The first four or five entries of this sequence was the title of a talk that John H. Conway gave at Marquette in the mid 1980s. In the abstract, he said that while he himself hadn't dreamed up the sequence, he was fascinated by it and set about to determine some of its properties. Unfortunately, I had to be out of town that day, and couldn't attend the talk. People told me that I'd missed a really entertaining presentation.

I'm told that women usually see the pattern sooner then men and that nonmathematicians generally get it before mathematicians do. The secret is to sound it out, counting digits from left to right. The first entry is one 1, hence the second entry is 11. But that entry is two 1s, so the third entry is 21. And so on.

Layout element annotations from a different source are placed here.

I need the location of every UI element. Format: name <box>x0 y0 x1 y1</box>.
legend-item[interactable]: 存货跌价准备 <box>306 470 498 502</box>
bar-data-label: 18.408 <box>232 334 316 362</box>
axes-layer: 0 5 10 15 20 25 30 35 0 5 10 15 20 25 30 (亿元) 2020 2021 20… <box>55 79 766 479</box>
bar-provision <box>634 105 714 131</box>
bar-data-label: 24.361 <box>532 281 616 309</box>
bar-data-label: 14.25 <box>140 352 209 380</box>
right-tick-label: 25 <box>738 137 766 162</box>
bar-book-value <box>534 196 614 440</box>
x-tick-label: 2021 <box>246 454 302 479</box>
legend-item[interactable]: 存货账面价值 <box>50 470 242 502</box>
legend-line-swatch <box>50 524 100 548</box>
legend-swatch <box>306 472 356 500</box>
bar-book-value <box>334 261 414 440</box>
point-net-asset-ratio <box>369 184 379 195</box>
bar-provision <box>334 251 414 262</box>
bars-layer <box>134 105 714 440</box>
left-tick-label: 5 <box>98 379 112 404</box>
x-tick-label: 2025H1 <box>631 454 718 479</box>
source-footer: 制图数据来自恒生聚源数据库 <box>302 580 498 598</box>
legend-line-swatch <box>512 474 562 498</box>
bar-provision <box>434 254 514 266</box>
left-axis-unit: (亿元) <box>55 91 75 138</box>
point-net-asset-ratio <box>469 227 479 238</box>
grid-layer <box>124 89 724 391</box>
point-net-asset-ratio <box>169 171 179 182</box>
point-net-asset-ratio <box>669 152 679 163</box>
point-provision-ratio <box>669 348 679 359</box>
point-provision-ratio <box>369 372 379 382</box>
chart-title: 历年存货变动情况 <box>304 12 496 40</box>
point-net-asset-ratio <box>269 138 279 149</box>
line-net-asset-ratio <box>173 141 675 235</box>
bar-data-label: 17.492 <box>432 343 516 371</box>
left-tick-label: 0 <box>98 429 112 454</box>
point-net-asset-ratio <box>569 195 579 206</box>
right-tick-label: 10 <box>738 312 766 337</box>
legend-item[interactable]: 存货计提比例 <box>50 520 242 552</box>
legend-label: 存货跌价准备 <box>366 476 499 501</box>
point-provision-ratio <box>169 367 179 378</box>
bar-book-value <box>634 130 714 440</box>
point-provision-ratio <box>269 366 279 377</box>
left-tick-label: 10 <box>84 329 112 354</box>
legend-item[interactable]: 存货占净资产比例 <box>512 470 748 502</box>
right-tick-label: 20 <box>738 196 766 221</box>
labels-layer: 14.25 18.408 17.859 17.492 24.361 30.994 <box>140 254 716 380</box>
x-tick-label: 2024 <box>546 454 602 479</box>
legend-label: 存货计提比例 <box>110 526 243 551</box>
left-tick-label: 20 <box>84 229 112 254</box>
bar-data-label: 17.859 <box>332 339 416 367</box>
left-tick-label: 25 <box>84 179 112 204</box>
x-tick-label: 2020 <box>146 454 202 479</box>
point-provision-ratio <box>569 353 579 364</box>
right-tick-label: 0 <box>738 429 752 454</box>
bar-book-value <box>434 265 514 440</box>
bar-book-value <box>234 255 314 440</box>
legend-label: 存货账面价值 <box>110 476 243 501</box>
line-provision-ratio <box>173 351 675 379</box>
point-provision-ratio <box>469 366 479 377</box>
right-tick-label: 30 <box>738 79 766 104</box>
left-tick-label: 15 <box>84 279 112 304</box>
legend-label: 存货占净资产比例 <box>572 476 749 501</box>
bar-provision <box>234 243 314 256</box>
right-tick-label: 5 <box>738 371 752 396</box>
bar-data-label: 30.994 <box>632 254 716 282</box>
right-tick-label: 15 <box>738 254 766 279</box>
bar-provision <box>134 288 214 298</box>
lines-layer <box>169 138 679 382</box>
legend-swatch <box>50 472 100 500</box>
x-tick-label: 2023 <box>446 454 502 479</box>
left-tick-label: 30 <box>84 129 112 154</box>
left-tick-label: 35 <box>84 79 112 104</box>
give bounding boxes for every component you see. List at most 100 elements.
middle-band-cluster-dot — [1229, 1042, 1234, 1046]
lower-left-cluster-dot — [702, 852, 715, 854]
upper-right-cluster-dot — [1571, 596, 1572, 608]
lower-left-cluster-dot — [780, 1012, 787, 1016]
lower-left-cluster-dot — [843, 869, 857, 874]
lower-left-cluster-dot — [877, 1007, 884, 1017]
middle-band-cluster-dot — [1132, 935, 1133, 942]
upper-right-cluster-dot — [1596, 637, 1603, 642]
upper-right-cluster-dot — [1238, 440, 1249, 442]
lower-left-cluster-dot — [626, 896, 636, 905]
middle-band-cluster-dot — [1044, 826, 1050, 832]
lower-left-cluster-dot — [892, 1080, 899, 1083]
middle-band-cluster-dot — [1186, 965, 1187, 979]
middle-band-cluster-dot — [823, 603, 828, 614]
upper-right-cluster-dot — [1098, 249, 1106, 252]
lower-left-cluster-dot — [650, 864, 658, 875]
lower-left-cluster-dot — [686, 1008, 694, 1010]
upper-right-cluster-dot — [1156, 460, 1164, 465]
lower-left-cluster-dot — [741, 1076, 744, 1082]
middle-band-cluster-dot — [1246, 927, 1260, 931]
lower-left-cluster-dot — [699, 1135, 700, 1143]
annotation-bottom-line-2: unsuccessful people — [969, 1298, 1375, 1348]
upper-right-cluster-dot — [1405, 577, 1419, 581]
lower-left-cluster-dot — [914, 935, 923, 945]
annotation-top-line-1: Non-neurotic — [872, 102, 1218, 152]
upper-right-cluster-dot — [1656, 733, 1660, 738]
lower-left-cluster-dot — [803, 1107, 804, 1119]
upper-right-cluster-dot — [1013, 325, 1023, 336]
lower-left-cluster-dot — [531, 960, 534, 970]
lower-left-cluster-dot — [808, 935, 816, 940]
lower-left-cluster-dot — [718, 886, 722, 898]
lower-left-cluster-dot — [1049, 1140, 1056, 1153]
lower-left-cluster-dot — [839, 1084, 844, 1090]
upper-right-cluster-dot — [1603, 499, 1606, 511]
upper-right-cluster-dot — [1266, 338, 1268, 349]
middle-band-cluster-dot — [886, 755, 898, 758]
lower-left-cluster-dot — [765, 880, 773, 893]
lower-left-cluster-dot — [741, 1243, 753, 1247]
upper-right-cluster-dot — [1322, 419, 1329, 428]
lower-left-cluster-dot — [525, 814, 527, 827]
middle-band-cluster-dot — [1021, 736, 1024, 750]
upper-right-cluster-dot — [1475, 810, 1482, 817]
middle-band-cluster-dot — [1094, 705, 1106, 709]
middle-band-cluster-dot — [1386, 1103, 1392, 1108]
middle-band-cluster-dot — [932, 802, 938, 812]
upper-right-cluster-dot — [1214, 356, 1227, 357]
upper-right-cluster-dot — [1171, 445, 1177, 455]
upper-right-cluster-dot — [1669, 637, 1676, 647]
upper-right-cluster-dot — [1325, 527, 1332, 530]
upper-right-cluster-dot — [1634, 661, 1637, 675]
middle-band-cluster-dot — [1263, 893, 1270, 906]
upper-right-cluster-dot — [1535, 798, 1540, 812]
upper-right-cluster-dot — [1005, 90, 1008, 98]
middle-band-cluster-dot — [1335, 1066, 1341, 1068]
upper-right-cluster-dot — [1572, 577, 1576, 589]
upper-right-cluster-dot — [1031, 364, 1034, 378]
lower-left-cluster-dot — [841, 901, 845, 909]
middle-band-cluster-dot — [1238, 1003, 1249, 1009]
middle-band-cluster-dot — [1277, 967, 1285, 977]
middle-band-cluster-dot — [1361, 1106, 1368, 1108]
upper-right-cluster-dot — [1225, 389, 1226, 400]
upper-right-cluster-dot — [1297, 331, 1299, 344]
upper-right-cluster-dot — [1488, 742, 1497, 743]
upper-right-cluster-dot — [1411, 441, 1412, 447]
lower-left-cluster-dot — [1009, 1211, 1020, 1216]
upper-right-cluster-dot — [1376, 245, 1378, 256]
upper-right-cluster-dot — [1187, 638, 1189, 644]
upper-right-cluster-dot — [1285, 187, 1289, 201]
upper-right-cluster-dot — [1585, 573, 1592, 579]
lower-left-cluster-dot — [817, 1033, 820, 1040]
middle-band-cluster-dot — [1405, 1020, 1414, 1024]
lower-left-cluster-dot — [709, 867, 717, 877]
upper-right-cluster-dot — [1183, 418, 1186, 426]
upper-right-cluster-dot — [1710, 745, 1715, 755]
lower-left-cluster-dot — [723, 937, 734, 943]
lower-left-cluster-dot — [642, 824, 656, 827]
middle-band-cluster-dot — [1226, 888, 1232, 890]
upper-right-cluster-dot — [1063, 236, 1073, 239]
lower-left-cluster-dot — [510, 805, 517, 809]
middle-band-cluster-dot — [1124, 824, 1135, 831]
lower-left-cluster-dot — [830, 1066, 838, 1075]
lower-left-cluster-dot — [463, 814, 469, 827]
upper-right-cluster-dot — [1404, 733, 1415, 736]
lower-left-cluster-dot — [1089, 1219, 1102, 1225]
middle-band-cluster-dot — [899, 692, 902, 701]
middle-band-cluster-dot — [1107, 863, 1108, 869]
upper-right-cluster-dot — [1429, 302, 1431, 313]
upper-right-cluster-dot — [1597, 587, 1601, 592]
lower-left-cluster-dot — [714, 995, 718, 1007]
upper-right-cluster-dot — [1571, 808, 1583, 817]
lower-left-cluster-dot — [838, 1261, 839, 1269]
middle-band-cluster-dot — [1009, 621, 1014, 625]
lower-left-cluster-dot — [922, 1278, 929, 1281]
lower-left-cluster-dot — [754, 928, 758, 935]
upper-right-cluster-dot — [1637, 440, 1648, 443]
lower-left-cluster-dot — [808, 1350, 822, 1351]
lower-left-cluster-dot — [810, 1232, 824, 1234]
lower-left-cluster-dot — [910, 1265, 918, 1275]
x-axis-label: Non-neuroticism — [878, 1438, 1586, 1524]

What digits are possible? We see 1, 2, and 3 appear; will there ever be a 4? If so, then the first entry in which a 4 appears will have to result from a block of four identical digits in the previous entry. So let's prove this cannot happen by showing inductively that any block of identical digits can have length at most 3. (We get a block of 3 ones by the fifth entry.) So our inductive assumption is that only 1,2,3 appear in term k and that there are no blocks of any length greater than three in that term. Denote by s_k the k-th term. Also denote by aⁿ a block of n copies of a. Then we may represent any s_k uniquely as a string of blocks in such a way that if aⁿ is adjacent to b^m, then a doesn't equal b. (So the fifth entry 111221 becomes 1³2²1¹ in this notation.)

Now suppose s_k = a₁^n₁... a_m^n_m, where each a_i and each n_i is either 1,2,or 3, and no a_i equals a_i+1. (The length of s_k, as a string, is n₁+...+n_m.) Then s_k+1= n₁a₁... n_ma_m. (The length of s_k+1 is 2m.) If there were a block of length four in s_k+1, then there would have to be some i such that a_i = n_i+1 = a_i+1, an impossibility. The exact same argument shows that there can be no digits larger than 4 either.